Participant : Ghislain Durif.

The development of high-throughput biology technologies now allows the investigation of the genome-wide diversity of transcription in single cells. This diversity has shown two faces: the expression dynamics (gene to gene variability) can be quantified more accurately, thanks to the measurement of lowly-expressed genes. Second, the cell-to-cell variability is high, with a low proportion of cells expressing the same gene at the same time/level. Those emerging patterns appear to be very challenging from the statistical point of view, especially to represent and to provide a summarized view of single-cell expression data. PCA is one of the most powerful framework to provide a suitable representation of high dimensional datasets, by searching for latent directions catching the most variability in the data. Unfortunately, classical PCA is based on Euclidean distances and projections that work poorly in presence of over-dispersed counts that show drop-out events (zero-inflation) like single-cell expression data. In this work [32], we propose a probabilistic Count Matrix Factorization (pCMF) approach for single-cell expression data analysis, that relies on a sparse Gamma-Poisson factor model. This hierarchical model is inferred using a variational EM algorithm. We show how this probabilistic framework induces a geometry that is suitable for single-cell data visualization, and produces a compression of the data that is very powerful for clustering purposes. Our method is competed to other standard representation methods like t-SNE, and we illustrate its performance for the representation of zero-inflated over-dispersed count data (c.f. figure 22). We also illustrate our work with results on a publicly available data set, being single-cell expression profile of neural stem cells. Our work is implemented in the pCMF R-package.

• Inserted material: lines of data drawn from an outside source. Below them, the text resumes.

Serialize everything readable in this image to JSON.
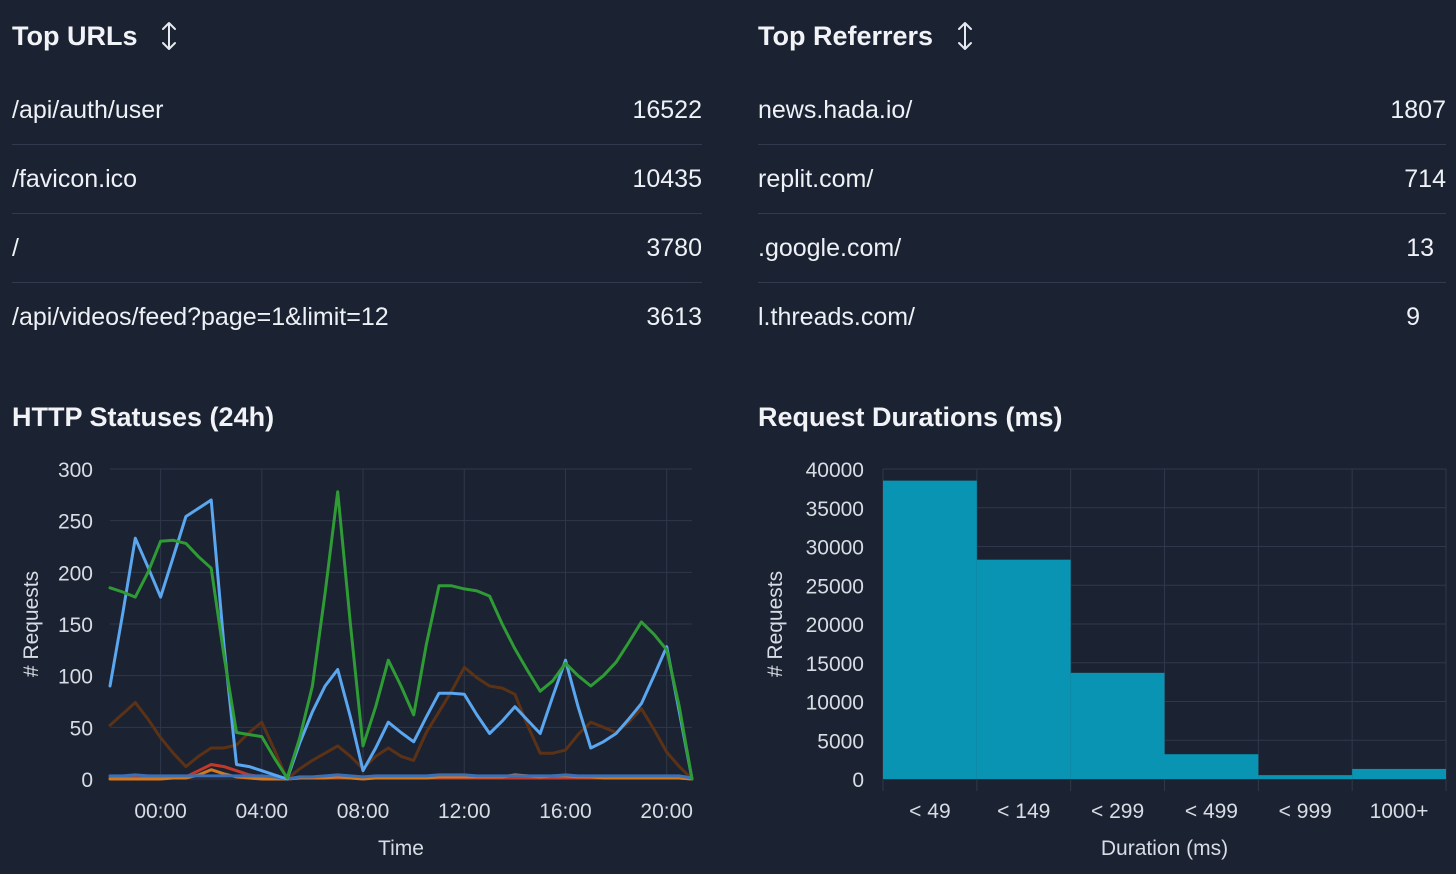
{
  "top_urls": {
    "title": "Top URLs",
    "sort_icon": "sort-arrows-icon",
    "rows": [
      {
        "label": "/api/auth/user",
        "value": "16522"
      },
      {
        "label": "/favicon.ico",
        "value": "10435"
      },
      {
        "label": "/",
        "value": "3780"
      },
      {
        "label": "/api/videos/feed?page=1&limit=12",
        "value": "3613"
      }
    ]
  },
  "top_referrers": {
    "title": "Top Referrers",
    "sort_icon": "sort-arrows-icon",
    "rows": [
      {
        "label": "news.hada.io/",
        "value": "1807"
      },
      {
        "label": "replit.com/",
        "value": "714"
      },
      {
        "label": ".google.com/",
        "value": "13"
      },
      {
        "label": "l.threads.com/",
        "value": "9"
      }
    ]
  },
  "http_statuses": {
    "title": "HTTP Statuses (24h)"
  },
  "request_durations": {
    "title": "Request Durations (ms)"
  },
  "chart_data": [
    {
      "type": "line",
      "title": "HTTP Statuses (24h)",
      "xlabel": "Time",
      "ylabel": "# Requests",
      "ylim": [
        0,
        300
      ],
      "yticks": [
        0,
        50,
        100,
        150,
        200,
        250,
        300
      ],
      "x_tick_labels": [
        "00:00",
        "04:00",
        "08:00",
        "12:00",
        "16:00",
        "20:00"
      ],
      "x_hours": [
        -2,
        -1.5,
        -1,
        -0.5,
        0,
        0.5,
        1,
        1.5,
        2,
        2.5,
        3,
        3.5,
        4,
        4.5,
        5,
        5.5,
        6,
        6.5,
        7,
        7.5,
        8,
        8.5,
        9,
        9.5,
        10,
        10.5,
        11,
        11.5,
        12,
        12.5,
        13,
        13.5,
        14,
        14.5,
        15,
        15.5,
        16,
        16.5,
        17,
        17.5,
        18,
        18.5,
        19,
        19.5,
        20,
        20.5,
        21
      ],
      "grid": true,
      "series": [
        {
          "color": "#2e9b35",
          "values": [
            185,
            181,
            176,
            200,
            230,
            231,
            228,
            215,
            204,
            120,
            45,
            43,
            41,
            20,
            1,
            40,
            90,
            180,
            278,
            150,
            32,
            70,
            115,
            90,
            62,
            130,
            187,
            187,
            184,
            182,
            177,
            150,
            126,
            105,
            85,
            95,
            112,
            100,
            90,
            100,
            113,
            132,
            152,
            140,
            125,
            70,
            0
          ]
        },
        {
          "color": "#5aa6ef",
          "values": [
            90,
            160,
            233,
            205,
            176,
            215,
            254,
            262,
            270,
            130,
            14,
            12,
            8,
            4,
            0,
            35,
            65,
            90,
            106,
            60,
            8,
            30,
            55,
            45,
            36,
            60,
            83,
            83,
            82,
            62,
            44,
            56,
            70,
            57,
            44,
            80,
            115,
            70,
            30,
            36,
            44,
            58,
            73,
            100,
            128,
            65,
            0
          ]
        },
        {
          "color": "#5c3216",
          "values": [
            52,
            63,
            74,
            58,
            40,
            25,
            12,
            22,
            30,
            30,
            33,
            45,
            55,
            28,
            0,
            10,
            18,
            25,
            32,
            22,
            10,
            22,
            30,
            22,
            18,
            45,
            65,
            85,
            108,
            98,
            90,
            88,
            82,
            52,
            25,
            25,
            28,
            43,
            55,
            50,
            45,
            55,
            68,
            48,
            26,
            12,
            0
          ]
        },
        {
          "color": "#c0392b",
          "values": [
            1,
            1,
            1,
            1,
            1,
            1,
            2,
            8,
            14,
            12,
            8,
            4,
            2,
            1,
            0,
            1,
            1,
            1,
            1,
            1,
            1,
            1,
            1,
            1,
            1,
            1,
            1,
            1,
            1,
            1,
            1,
            1,
            1,
            1,
            1,
            1,
            1,
            1,
            1,
            1,
            1,
            1,
            1,
            1,
            1,
            1,
            0
          ]
        },
        {
          "color": "#d4781e",
          "values": [
            0,
            0,
            0,
            0,
            0,
            1,
            1,
            4,
            9,
            5,
            2,
            1,
            0,
            0,
            0,
            1,
            1,
            1,
            2,
            1,
            0,
            1,
            1,
            1,
            1,
            1,
            2,
            2,
            2,
            2,
            2,
            2,
            4,
            3,
            2,
            3,
            3,
            2,
            2,
            1,
            1,
            1,
            1,
            1,
            1,
            1,
            0
          ]
        },
        {
          "color": "#3b6fb6",
          "values": [
            3,
            3,
            4,
            3,
            3,
            3,
            3,
            3,
            3,
            3,
            3,
            3,
            3,
            2,
            0,
            2,
            2,
            3,
            4,
            3,
            2,
            3,
            3,
            3,
            3,
            3,
            4,
            4,
            4,
            3,
            3,
            3,
            3,
            3,
            3,
            3,
            4,
            3,
            3,
            3,
            3,
            3,
            3,
            3,
            3,
            3,
            1
          ]
        }
      ]
    },
    {
      "type": "bar",
      "title": "Request Durations (ms)",
      "xlabel": "Duration (ms)",
      "ylabel": "# Requests",
      "ylim": [
        0,
        40000
      ],
      "yticks": [
        0,
        5000,
        10000,
        15000,
        20000,
        25000,
        30000,
        35000,
        40000
      ],
      "categories": [
        "< 49",
        "< 149",
        "< 299",
        "< 499",
        "< 999",
        "1000+"
      ],
      "values": [
        38500,
        28300,
        13700,
        3200,
        500,
        1300
      ],
      "color": "#0894b2",
      "grid": true
    }
  ]
}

Figure 22. Visualization of synthetic zero-inflated over-dispersed count data in a two-dimensional subspace, using our approach pCMF, compared to PCA, Non-negative Matrix Factorization (NMF), Zero-Inflated Factor Analysis (ZIFA) and t-SNE. Data are generated with n=100 indivuduals and p=1000 recorded variables and 3 groups of individuals. t-SNE is applied with a preliminary dimension reduction step based on pCMF or PCA (default behavior).